The two have similar senses of humor and are constantly poking fun at each other. McCarthy needles Green for forgetting an appointment, and Green jokes about McCarthy getting old. “I’ll be taking care of you by the time I get out of college,” says the Cambridge Rindge and Latin junior.
The two spend a lot of time playing basketball and watching movies. They pride themselves on being the only two people who hated Lord of the Rings and insist that “now that Siskel’s dead” they should become the nation’s preeminent movie-reviewing duo.

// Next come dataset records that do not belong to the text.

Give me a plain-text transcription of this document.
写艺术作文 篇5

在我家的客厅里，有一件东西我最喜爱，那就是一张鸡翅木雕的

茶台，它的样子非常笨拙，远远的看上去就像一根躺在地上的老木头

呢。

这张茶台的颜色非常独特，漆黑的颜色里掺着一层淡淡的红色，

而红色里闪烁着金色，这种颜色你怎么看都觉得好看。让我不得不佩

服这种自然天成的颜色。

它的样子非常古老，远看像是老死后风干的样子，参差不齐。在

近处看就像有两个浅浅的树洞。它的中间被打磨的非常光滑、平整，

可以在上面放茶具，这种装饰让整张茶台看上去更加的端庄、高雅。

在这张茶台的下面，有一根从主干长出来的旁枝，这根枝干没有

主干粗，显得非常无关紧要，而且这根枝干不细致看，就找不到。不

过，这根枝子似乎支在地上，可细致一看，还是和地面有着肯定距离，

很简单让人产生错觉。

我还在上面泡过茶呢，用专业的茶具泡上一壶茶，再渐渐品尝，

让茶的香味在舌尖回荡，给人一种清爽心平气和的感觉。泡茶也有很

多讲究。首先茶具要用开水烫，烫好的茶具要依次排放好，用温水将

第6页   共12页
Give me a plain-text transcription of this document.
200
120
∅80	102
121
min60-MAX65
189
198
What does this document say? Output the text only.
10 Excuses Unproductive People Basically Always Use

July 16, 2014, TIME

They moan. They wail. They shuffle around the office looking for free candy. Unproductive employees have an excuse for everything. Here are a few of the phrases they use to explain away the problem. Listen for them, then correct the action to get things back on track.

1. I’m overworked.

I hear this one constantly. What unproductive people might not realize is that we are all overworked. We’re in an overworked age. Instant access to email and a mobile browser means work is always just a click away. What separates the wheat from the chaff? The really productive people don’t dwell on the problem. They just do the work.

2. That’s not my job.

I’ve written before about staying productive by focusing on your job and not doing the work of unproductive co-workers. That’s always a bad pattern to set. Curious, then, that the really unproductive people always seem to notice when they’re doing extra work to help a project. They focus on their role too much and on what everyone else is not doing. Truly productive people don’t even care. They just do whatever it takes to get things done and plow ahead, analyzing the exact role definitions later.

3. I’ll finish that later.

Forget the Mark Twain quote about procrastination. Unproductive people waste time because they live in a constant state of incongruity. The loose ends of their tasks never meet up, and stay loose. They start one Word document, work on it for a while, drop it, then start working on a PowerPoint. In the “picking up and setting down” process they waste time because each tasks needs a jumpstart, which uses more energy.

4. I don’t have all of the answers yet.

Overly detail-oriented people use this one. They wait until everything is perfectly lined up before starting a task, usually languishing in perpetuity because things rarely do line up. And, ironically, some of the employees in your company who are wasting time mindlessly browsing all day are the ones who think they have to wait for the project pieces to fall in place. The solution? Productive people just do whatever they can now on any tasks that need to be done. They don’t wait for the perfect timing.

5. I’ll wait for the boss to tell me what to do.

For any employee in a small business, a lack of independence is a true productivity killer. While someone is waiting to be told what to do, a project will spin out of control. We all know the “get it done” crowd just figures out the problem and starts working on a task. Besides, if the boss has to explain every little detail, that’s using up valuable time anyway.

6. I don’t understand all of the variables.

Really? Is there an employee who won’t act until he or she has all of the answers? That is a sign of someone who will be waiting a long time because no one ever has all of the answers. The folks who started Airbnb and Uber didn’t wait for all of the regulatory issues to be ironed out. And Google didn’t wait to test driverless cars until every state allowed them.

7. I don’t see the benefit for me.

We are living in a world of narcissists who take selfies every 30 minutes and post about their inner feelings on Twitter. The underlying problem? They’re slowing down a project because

McCarthy has even gotten Green involved in some of his public service at Harvard. Every year, Green accompanies McCarthy on Alternative Spring Break trips to rebuild black Southern churches that have been burned down by white supremacists. Green isn’t quite as politically active as his radical older brother. He laughingly reminds McCarthy of the year he spent proclaiming he was a Republican. “We fixed that,” McCarthy says emphatically.
Not all is fun and games for the brothers. Ever since McCarthy returned to Boston from graduate school at Columbia University, he has taken on a more serious role in Green’s life. Though Green still lives with his mother and sister, McCarthy and Green’s mother Dian confer on most parenting decisions. McCarthy not only signs permission slips and goes to parent-teacher conferences, but he also occasionally punishes Green. McCarthy says he gets frustrated with Green for not living up to his academic potential. Green complains that McCarthy is sometimes too hard on him but says it’s easier to have an authority figure who is also his friend.
Even when they are in separate rooms, McCarthy and Green answer the same questions in almost the exact same words. And when they are together, each tries to tell the same story louder than the other.
And perhaps the younger brother will follow in his friend’s footsteps. McCarthy was adopted at birth and says that this aspect of his identity made his relationship with Green a priority in his life. Green says he now hopes to serve as a mentor and “McCarthy figure” for his year-and-a-half old godson.
Though both joke about their “family resemblance,” they are keenly aware of the questions that their racial differences raise for others. Both say outsiders don’t often understand how they can be so close and see each other as family because of the difference in their skin color. While Green insists race is not an issue for him in his relationship with his brother, McCarthy goes further, saying he sees the world differently because he has seen it through Green’s eyes. “He saved me from being a white person in America,” McCarthy says.
Both look forward to the time when they can be friends without the strain that McCarthy’s disciplinarian role can put on the relationship. For the moment, though, they try not to take things too seriously, to ensure Green aces his AP Literature homework and to plan for their next Quincy House intramural basketball victory.